Deito a cabeça no travesseiro para pensar na milionésima crise do ano, e na incontável crise dessa mesma vida que só tem trinta anos, uma varize detectada, gastrite, dores nas costas, artrose e às vezes, um espírito tão velho.

Penso então em respostas para uma pergunta que há muito me aflige. Você é o que você é ou o que você quer ser? (Não lembro direito da letra daquela música, como é que era? quem me guia…não sou eu, é o pai…?)

Penso afinal em quem está dirigindo essa porra desse caminhão desgovernado?

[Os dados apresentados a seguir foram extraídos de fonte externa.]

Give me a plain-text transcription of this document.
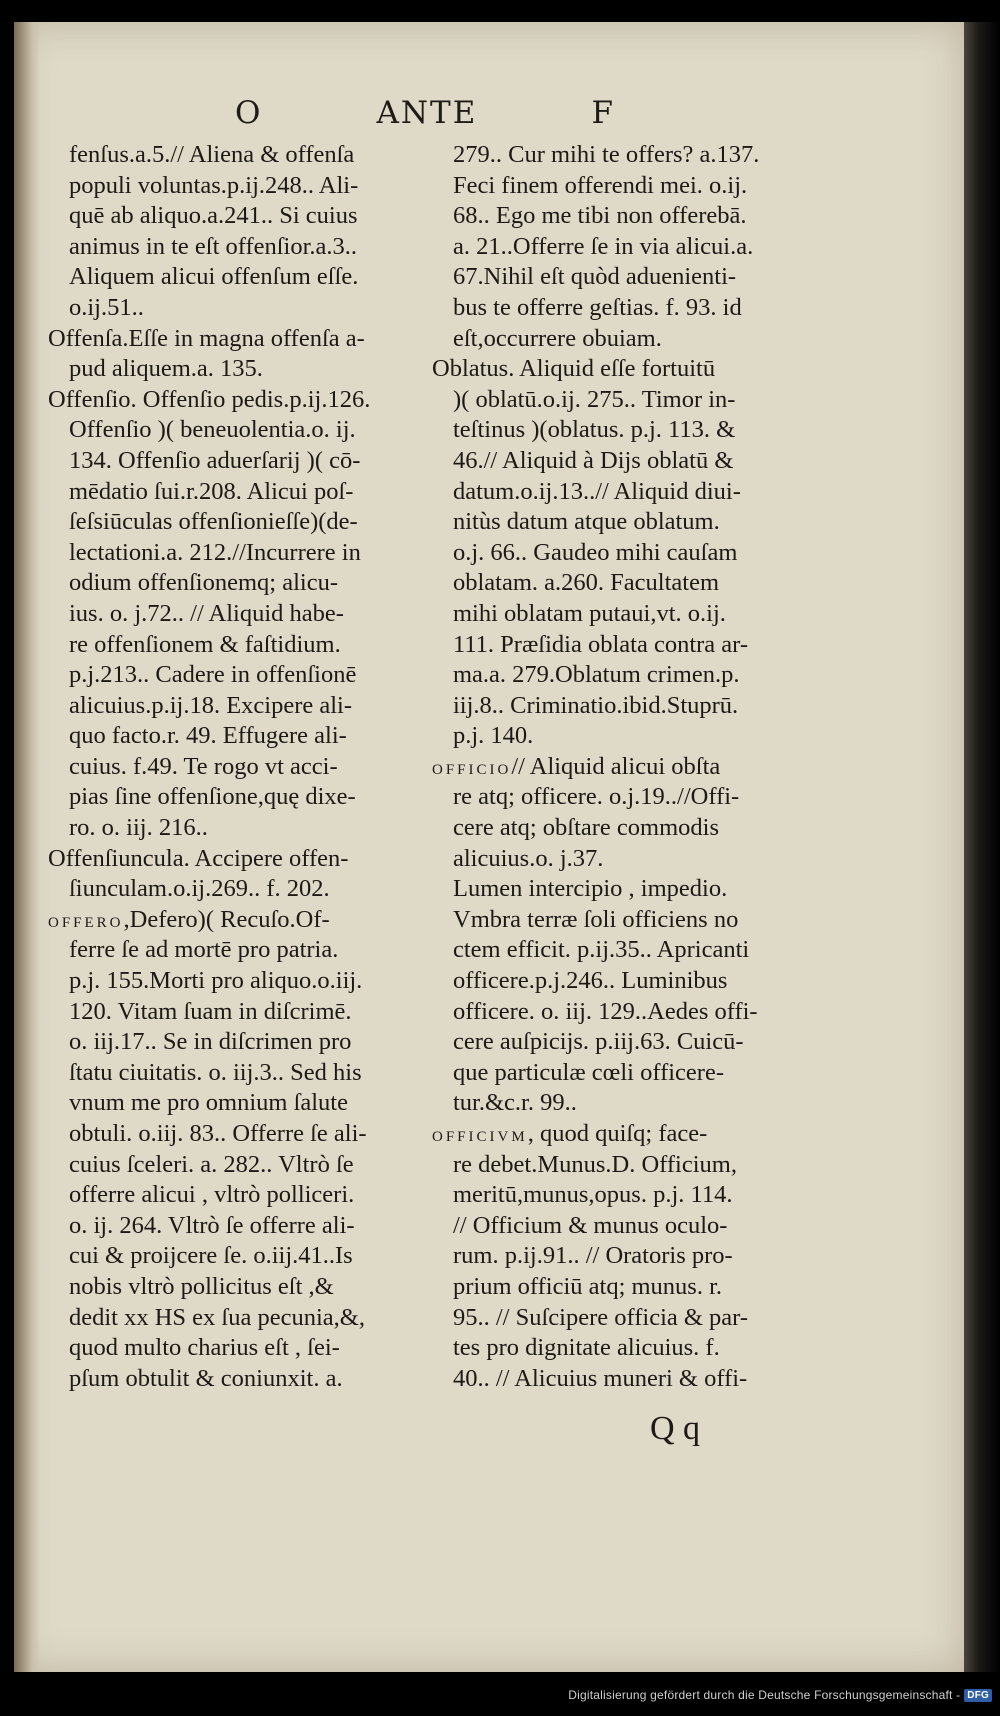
O	ANTE	F
fenſus.a.5.// Aliena & offenſa
populi voluntas.p.ij.248.. Ali-
quē ab aliquo.a.241.. Si cuius
animus in te eſt offenſior.a.3..
Aliquem alicui offenſum eſſe.
o.ij.51..
Offenſa.Eſſe in magna offenſa a-
pud aliquem.a. 135.
Offenſio. Offenſio pedis.p.ij.126.
Offenſio )( beneuolentia.o. ij.
134. Offenſio aduerſarij )( cō-
mēdatio ſui.r.208. Alicui poſ-
ſeſsiūculas offenſionieſſe)(de-
lectationi.a. 212.//Incurrere in
odium offenſionemq; alicu-
ius. o. j.72.. // Aliquid habe-
re offenſionem & faſtidium.
p.j.213.. Cadere in offenſionē
alicuius.p.ij.18. Excipere ali-
quo facto.r. 49. Effugere ali-
cuius. f.49. Te rogo vt acci-
pias ſine offenſione,quę dixe-
ro. o. iij. 216..
Offenſiuncula. Accipere offen-
ſiunculam.o.ij.269.. f. 202.
OFFERO,Defero)( Recuſo.Of-
ferre ſe ad mortē pro patria.
p.j. 155.Morti pro aliquo.o.iij.
120. Vitam ſuam in diſcrimē.
o. iij.17.. Se in diſcrimen pro
ſtatu ciuitatis. o. iij.3.. Sed his
vnum me pro omnium ſalute
obtuli. o.iij. 83.. Offerre ſe ali-
cuius ſceleri. a. 282.. Vltrò ſe
offerre alicui , vltrò polliceri.
o. ij. 264. Vltrò ſe offerre ali-
cui & proijcere ſe. o.iij.41..Is
nobis vltrò pollicitus eſt ,&
dedit xx HS ex ſua pecunia,&,
quod multo charius eſt , ſei-
pſum obtulit & coniunxit. a.
279.. Cur mihi te offers? a.137.
Feci finem offerendi mei. o.ij.
68.. Ego me tibi non offerebā.
a. 21..Offerre ſe in via alicui.a.
67.Nihil eſt quòd aduenienti-
bus te offerre geſtias. f. 93. id
eſt,occurrere obuiam.
Oblatus. Aliquid eſſe fortuitū
)( oblatū.o.ij. 275.. Timor in-
teſtinus )(oblatus. p.j. 113. &
46.// Aliquid à Dijs oblatū &
datum.o.ij.13..// Aliquid diui-
nitùs datum atque oblatum.
o.j. 66.. Gaudeo mihi cauſam
oblatam. a.260. Facultatem
mihi oblatam putaui,vt. o.ij.
111. Præſidia oblata contra ar-
ma.a. 279.Oblatum crimen.p.
iij.8.. Criminatio.ibid.Stuprū.
p.j. 140.
OFFICIO// Aliquid alicui obſta
re atq; officere. o.j.19..//Offi-
cere atq; obſtare commodis
alicuius.o. j.37.
Lumen intercipio , impedio.
Vmbra terræ ſoli officiens no
ctem efficit. p.ij.35.. Apricanti
officere.p.j.246.. Luminibus
officere. o. iij. 129..Aedes offi-
cere auſpicijs. p.iij.63. Cuicū-
que particulæ cœli officere-
tur.&c.r. 99..
OFFICIVM, quod quiſq; face-
re debet.Munus.D. Officium,
meritū,munus,opus. p.j. 114.
// Officium & munus oculo-
rum. p.ij.91.. // Oratoris pro-
prium officiū atq; munus. r.
95.. // Suſcipere officia & par-
tes pro dignitate alicuius. f.
40.. // Alicuius muneri & offi-
Q q
Digitalisierung gefördert durch die Deutsche Forschungsgemeinschaft - DFG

Eu nunca quis ser professora, demorei até amanhã pra fazer uma tatuagem no corpo que penso há 12 anos, não me livro dos meus mortos, das crises de 15 anos atrás, da vontade de solidão desse espírito às vezes tão velho.

Releio livros que não terminei e que às vezes até terminei mas não lembro. Da outra vez que li está lá grifado (o bom de ler a lápis): Vivo sem viver em mim. Agora grifei essa passagem que está no título. Pelo menos dá pra saber que o velho anjo da historia passou por aí. (Será ele o guia, que voa de frente olhando pra trás? Era isso? Como era mesmo a música? Não sou meu guia…?)

Quando crescesse eu queria mesmo? Falar muitas línguas para me comunicar onde quisesse, viver em vários lugares, conhecer muitos homens, ler muitos livros. Talvez muita vontade para uma vida só. E essa vontade não me deixa dormir, eu não posso esquecer o que eu queria mesmo ser quando crescesse. Será que eu cresci?

(Nessa hora lembrei de uma outra música, que não era a que eu estava tentando lembrar. Não sou eu quem me navega, quem me navega é o mar…) pra combinar com o título, com o momento que se passa hoje.

Levantei então do travesseiro, busquei a garrafa de vinho azedo escondida no armário e bebi no copo de minhas ancestrais, para ver se escrevendo eu durmo, para amanhã, celebrar uma nova vida.